Hoffman constant of the argmin mapping in linear optimization

TL;DR

This paper derives the first exact formula for the Hoffman constant of the argmin mapping in linear optimization, using a novel approach involving well-connected piecewise convex mappings.

Contribution

It introduces a new point-based expression for the Hoffman constant in linear optimization and develops tools like well-connected piecewise convex mappings.

Findings

First exact formula for the Hoffman constant in linear optimization

Establishes a link between the Hoffman constant and calmness moduli

Provides insights into directional stability of solutions

Abstract

The main goal of this paper is to provide a point-based expression for the Hoffman constant of the argmin mapping in linear optimization, understood as the sharp Lipschitz constant restricted to its domain. The work is mainly developed in the parametric context of right-hand side perturbations of the constraint system.
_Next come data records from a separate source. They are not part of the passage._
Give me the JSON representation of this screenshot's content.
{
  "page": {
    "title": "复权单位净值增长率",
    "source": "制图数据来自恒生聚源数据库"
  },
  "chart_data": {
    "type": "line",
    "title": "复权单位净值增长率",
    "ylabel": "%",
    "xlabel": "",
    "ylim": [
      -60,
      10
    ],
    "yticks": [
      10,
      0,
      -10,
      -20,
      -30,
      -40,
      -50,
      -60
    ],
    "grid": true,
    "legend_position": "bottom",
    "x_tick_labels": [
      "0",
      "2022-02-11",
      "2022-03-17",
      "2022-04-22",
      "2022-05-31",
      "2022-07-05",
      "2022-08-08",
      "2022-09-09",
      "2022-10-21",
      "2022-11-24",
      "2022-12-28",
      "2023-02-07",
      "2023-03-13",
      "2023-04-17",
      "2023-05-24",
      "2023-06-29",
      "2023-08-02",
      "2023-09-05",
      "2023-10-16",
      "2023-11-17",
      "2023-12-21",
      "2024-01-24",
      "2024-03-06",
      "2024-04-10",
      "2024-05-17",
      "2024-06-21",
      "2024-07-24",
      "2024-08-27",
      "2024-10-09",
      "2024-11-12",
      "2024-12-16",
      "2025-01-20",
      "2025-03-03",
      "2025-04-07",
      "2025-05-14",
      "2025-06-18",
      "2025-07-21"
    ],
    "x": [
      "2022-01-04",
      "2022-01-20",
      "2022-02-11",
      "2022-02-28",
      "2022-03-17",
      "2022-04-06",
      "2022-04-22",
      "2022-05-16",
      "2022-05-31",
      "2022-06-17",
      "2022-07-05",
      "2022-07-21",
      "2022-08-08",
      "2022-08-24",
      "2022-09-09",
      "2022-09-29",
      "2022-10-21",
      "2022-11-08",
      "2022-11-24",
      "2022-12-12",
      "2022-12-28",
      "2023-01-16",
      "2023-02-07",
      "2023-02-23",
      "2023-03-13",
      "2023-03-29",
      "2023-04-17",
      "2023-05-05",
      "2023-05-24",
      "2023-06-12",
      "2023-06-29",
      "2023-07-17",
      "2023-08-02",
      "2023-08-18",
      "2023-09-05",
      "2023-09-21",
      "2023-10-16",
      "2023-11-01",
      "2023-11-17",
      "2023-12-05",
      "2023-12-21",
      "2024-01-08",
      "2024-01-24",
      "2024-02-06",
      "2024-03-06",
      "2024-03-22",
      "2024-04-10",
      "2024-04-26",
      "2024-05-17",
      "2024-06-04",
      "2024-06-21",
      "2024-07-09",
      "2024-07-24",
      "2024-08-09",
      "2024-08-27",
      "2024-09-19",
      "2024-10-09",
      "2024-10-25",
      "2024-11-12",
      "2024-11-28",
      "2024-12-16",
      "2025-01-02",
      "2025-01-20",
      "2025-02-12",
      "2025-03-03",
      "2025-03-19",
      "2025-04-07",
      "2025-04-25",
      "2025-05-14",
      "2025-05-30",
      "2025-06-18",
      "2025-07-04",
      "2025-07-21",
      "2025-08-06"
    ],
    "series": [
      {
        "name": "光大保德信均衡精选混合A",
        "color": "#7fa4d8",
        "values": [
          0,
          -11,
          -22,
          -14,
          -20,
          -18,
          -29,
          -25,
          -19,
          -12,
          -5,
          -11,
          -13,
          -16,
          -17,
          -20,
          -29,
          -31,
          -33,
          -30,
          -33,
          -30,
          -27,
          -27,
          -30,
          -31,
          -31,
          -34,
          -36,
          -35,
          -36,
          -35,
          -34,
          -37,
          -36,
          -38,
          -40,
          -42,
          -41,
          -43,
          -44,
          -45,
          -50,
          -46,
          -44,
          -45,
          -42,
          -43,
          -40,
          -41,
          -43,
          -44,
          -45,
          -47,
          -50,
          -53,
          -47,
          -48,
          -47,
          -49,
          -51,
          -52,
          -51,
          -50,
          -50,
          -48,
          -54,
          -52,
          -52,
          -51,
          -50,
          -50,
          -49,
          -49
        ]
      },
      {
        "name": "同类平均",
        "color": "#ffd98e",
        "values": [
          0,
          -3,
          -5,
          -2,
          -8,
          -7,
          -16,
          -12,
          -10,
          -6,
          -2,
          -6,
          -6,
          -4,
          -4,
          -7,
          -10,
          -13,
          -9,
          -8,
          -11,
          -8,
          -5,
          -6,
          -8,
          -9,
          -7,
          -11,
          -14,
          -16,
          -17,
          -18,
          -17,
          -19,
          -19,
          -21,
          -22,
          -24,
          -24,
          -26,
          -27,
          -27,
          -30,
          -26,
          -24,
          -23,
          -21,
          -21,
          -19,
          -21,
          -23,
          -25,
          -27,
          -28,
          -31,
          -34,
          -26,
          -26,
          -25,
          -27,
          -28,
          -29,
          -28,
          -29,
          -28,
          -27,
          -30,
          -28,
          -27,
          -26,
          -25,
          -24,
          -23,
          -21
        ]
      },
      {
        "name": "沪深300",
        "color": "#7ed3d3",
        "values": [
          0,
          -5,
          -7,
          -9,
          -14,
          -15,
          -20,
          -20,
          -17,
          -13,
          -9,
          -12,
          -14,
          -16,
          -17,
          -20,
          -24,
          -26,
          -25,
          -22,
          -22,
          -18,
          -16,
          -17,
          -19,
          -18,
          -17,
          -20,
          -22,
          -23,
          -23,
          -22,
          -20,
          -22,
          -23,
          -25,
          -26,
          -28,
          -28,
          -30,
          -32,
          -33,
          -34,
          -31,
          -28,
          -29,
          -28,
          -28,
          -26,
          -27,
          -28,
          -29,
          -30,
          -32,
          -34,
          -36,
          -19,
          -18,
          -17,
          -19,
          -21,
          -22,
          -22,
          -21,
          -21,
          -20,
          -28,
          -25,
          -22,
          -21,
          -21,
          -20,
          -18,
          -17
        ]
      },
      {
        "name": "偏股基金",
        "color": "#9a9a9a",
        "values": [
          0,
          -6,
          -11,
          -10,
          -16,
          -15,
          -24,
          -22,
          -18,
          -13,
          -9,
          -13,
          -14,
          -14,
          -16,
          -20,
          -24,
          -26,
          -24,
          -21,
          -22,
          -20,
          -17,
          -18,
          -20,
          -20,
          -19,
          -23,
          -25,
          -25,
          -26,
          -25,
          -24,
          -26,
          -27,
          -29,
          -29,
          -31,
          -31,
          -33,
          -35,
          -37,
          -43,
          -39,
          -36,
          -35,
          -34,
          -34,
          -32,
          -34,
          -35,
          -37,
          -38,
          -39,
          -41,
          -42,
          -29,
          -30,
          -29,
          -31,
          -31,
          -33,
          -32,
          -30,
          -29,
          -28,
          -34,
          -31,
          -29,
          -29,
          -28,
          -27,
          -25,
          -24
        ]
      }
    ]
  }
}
To the authors' knowledge, this is the first exact formula for this constant, although we can find in the literature different upper estimates. The paper tackles this objective from a broader perspective, which introduces new tools of their own interest, such as the concept of well-connected piecewise convex mapping. We isolate the nice behavior of such mappings to derive a crucial equality between the Hoffman constant (which is a global stability measure) and the supremum of calmness moduli (of local nature). The paper also includes some specifics about directional stability of optimal solutions and finishes with some conclusions and notes about further research.